These 2 Wordle colors undermine color-blind inclusion.
It’s only Wordle. Why can’t color-blind persons just find a different hobby? Why spend time and treasure making trivial pursuits like Wordle accessible?
This logic would require media producers, product manufacturers, and built environment developers to draw lines of accommodation that delineate levels of participation. Above the line: important enough to design and build-in accessibility. Below the line: not important enough to expend the effort.
But who’s going to determine where these lines lie? What would be excluded and for whom? What are the criteria that would drive these decisions?
It’s actually easier and better design citizenship to apply accessible design to everything. To implement a single inclusive design strategy and workflow for every project.
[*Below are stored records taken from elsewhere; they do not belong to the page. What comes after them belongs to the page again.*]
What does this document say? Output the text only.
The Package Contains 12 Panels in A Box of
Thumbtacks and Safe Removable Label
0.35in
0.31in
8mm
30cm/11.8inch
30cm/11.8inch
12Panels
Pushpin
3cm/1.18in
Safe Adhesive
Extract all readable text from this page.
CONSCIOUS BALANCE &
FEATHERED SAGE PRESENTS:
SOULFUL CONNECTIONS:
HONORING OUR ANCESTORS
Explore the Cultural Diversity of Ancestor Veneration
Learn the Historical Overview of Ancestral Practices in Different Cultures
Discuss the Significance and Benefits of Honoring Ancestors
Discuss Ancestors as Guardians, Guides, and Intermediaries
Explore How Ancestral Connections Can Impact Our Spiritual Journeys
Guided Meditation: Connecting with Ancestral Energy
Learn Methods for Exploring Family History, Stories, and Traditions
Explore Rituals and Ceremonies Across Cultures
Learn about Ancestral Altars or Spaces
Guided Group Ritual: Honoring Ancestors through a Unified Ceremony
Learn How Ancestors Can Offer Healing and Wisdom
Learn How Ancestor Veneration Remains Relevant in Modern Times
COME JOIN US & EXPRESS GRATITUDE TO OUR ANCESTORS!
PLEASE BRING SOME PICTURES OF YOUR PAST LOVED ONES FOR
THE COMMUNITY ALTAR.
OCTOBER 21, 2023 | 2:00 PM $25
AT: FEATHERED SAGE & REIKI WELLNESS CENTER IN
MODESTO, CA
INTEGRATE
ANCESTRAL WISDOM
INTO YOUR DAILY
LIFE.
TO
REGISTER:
And stop spending time and treasure trying to make decisions about who we are going to exclude.
Wordle has added a “high contrast” mode that converts the yellow and green to orange and blue. Color-blind users would have to know to click the gear, find the “high contrast mode” toggle button, read the fine print underneath that indicates it’s for color-blind persons, then toggle it on, then click the question mark icon to find out what the colors mean. That’s the kind of sub-par accessible design UX that’s all too common.
Universal design demands that we make popular games like Wordle function for persons of every vision ability so they can fully participate in the mainstream cultural fabric of the world in which they live without having to engage with clumsy alternate versions.
Here’s the Wordle color issue, In summary:
1 - Correctly guessed letters are denoted using green and yellow. Green for letters that are in the word and in the correct spot. Yellow for letters that are in the word but in the wrong spot.
2 – Both green and yellow letters look a slightly different shade of yellow to color-blind persons.
3 - When only one is visible ...
4 - it’s hard to know which one it is.
5 - changing one to a cool, blue color
6 - Fixes the issue
Shout-out to color-blindness advocate Peter Woolford, for alerting me to this color-blind dilemma!